Concerning depression, results from MMPI-2 and EPDS scores matched. Women of the cases group have a more depressive personality experimenting more depressive feelings which means a higher risk to develop depression in the post-partum period. Some specific characteristics of personality, in fact, seem to have a key role in clinical manifestations of perinatal depression. For this reason, it is important to detect them to identify mothers at risk and to plan targeted therapeutic interventions [26-28]. Furthermore, the presence in the cases group of a more frequent history of past mood disorders, point up the vulnerability of these women to head into depression.
Despite the limit of a small sample, this pilot study has led to focus more in detail the psychological characteristics of mothers who request CS without medical indication. Further studies with a larger sample could consolidate these findings. Furthermore, to get over the bias of an altered psychological state immediately after the CS, it would be interesting to assess the same women a certain period of time after the delivery, to verify the consistency of the results.
In conclusion, a detailed psychological counselling in mothers who express the wish to have a CS without medical indications should be considered and integrated in the standard gynaecological counselling.
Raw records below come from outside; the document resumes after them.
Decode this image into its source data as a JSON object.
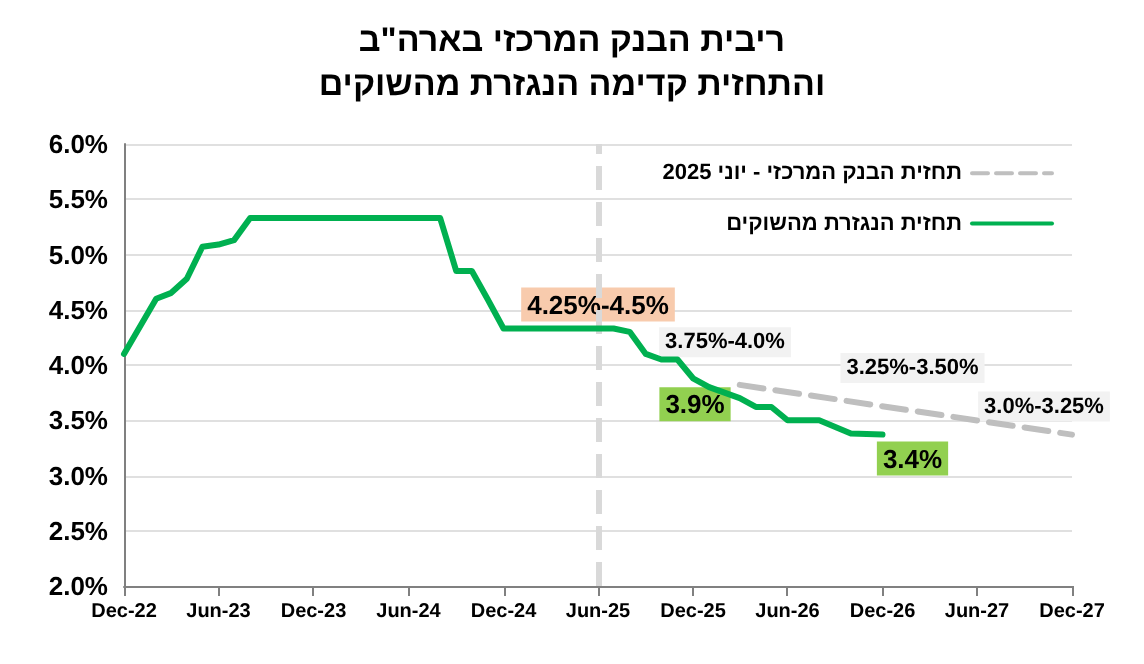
{
  "chart_data": {
    "type": "line",
    "title": "ריבית הבנק המרכזי בארה\"ב\nוהתחזית קדימה הנגזרת מהשוקים",
    "series": [
      {
        "name": "תחזית הבנק המרכזי - יוני 2025",
        "color": "#bfbfbf",
        "line_style": "dashed",
        "x": [
          "2026-03",
          "2027-12"
        ],
        "values": [
          3.82,
          3.37
        ]
      },
      {
        "name": "תחזית הנגזרת מהשוקים",
        "color": "#00b050",
        "line_style": "solid",
        "x": [
          "2022-12",
          "2023-02",
          "2023-03",
          "2023-04",
          "2023-05",
          "2023-06",
          "2023-07",
          "2023-08",
          "2024-08",
          "2024-09",
          "2024-10",
          "2024-11",
          "2024-12",
          "2025-07",
          "2025-08",
          "2025-09",
          "2025-10",
          "2025-11",
          "2025-12",
          "2026-01",
          "2026-03",
          "2026-04",
          "2026-05",
          "2026-06",
          "2026-08",
          "2026-10",
          "2026-12"
        ],
        "values": [
          4.1,
          4.6,
          4.65,
          4.78,
          5.07,
          5.09,
          5.13,
          5.33,
          5.33,
          4.85,
          4.85,
          4.59,
          4.33,
          4.33,
          4.3,
          4.1,
          4.05,
          4.05,
          3.88,
          3.8,
          3.7,
          3.62,
          3.62,
          3.5,
          3.5,
          3.38,
          3.37
        ]
      }
    ],
    "xlim": [
      "2022-12",
      "2027-12"
    ],
    "xticks": [
      {
        "value": "2022-12",
        "label": "Dec-22"
      },
      {
        "value": "2023-06",
        "label": "Jun-23"
      },
      {
        "value": "2023-12",
        "label": "Dec-23"
      },
      {
        "value": "2024-06",
        "label": "Jun-24"
      },
      {
        "value": "2024-12",
        "label": "Dec-24"
      },
      {
        "value": "2025-06",
        "label": "Jun-25"
      },
      {
        "value": "2025-12",
        "label": "Dec-25"
      },
      {
        "value": "2026-06",
        "label": "Jun-26"
      },
      {
        "value": "2026-12",
        "label": "Dec-26"
      },
      {
        "value": "2027-06",
        "label": "Jun-27"
      },
      {
        "value": "2027-12",
        "label": "Dec-27"
      }
    ],
    "ylim": [
      2,
      6
    ],
    "yticks": [
      {
        "value": 2,
        "label": "2.0%"
      },
      {
        "value": 2.5,
        "label": "2.5%"
      },
      {
        "value": 3,
        "label": "3.0%"
      },
      {
        "value": 3.5,
        "label": "3.5%"
      },
      {
        "value": 4,
        "label": "4.0%"
      },
      {
        "value": 4.5,
        "label": "4.5%"
      },
      {
        "value": 5,
        "label": "5.0%"
      },
      {
        "value": 5.5,
        "label": "5.5%"
      },
      {
        "value": 6,
        "label": "6.0%"
      }
    ],
    "ref_lines": [
      {
        "axis": "x",
        "value": "2025-06",
        "color": "#d9d9d9",
        "line_style": "dashed"
      }
    ],
    "annotations": [
      {
        "text": "4.25%-4.5%",
        "x": "2025-06",
        "y": 4.33
      },
      {
        "text": "3.75%-4.0%",
        "x": "2025-12",
        "y": 3.88
      },
      {
        "text": "3.25%-3.50%",
        "x": "2026-12",
        "y": 3.63
      },
      {
        "text": "3.0%-3.25%",
        "x": "2027-12",
        "y": 3.37
      },
      {
        "text": "3.9%",
        "x": "2025-12",
        "y": 3.88
      },
      {
        "text": "3.4%",
        "x": "2026-12",
        "y": 3.37
      }
    ],
    "grid": "y",
    "legend": "top right",
    "marker": "none"
  }
}
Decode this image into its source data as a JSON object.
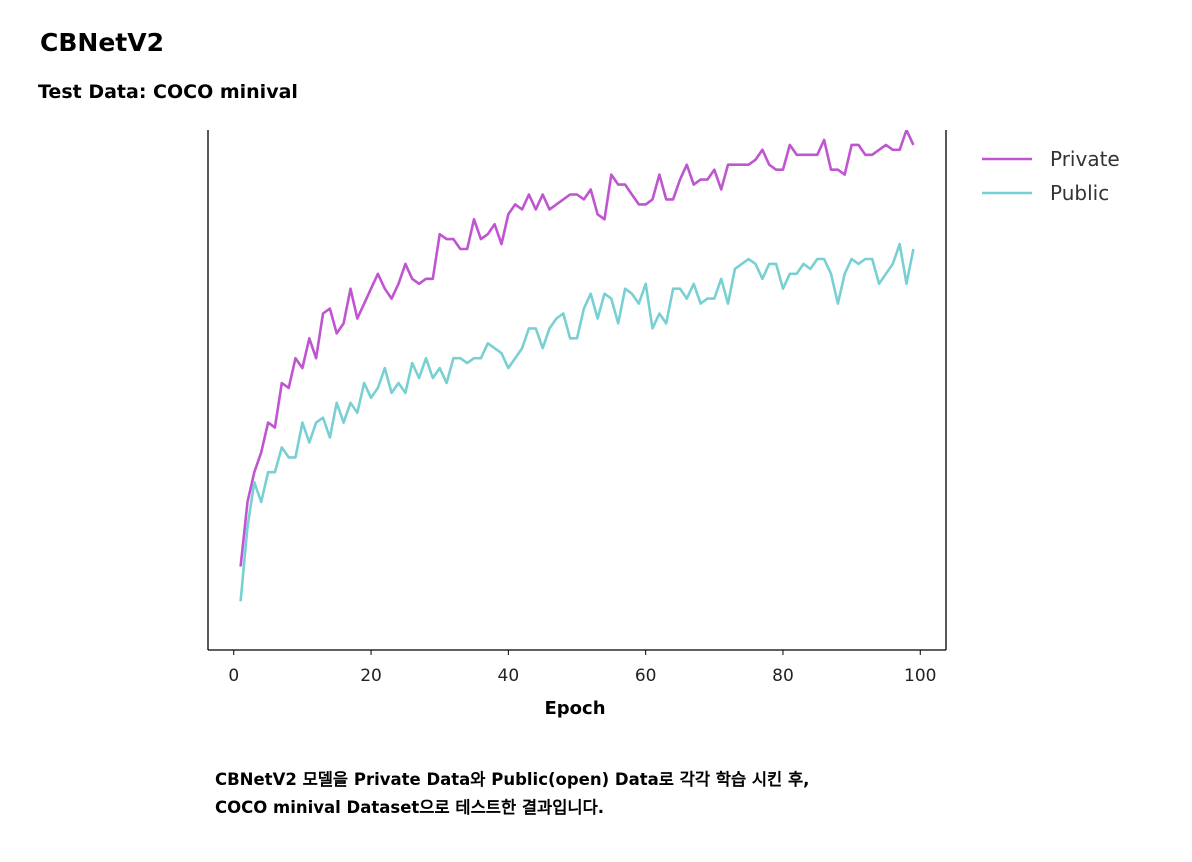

Particularly the gynaecologist, besides explaining the dangerousness of the surgical procedures, should:
• Explore the reasons behind the woman’s decision of CS, trying to detect women at risk for postnatal depression;
• Try to reduce conflicts originating from the decision about delivery;
• Try to mitigate levels of anxiety and fear related to the childbirth;
• Improve the mother’s subjective satisfaction about the birthevent also promoting a closer mother-child relationship.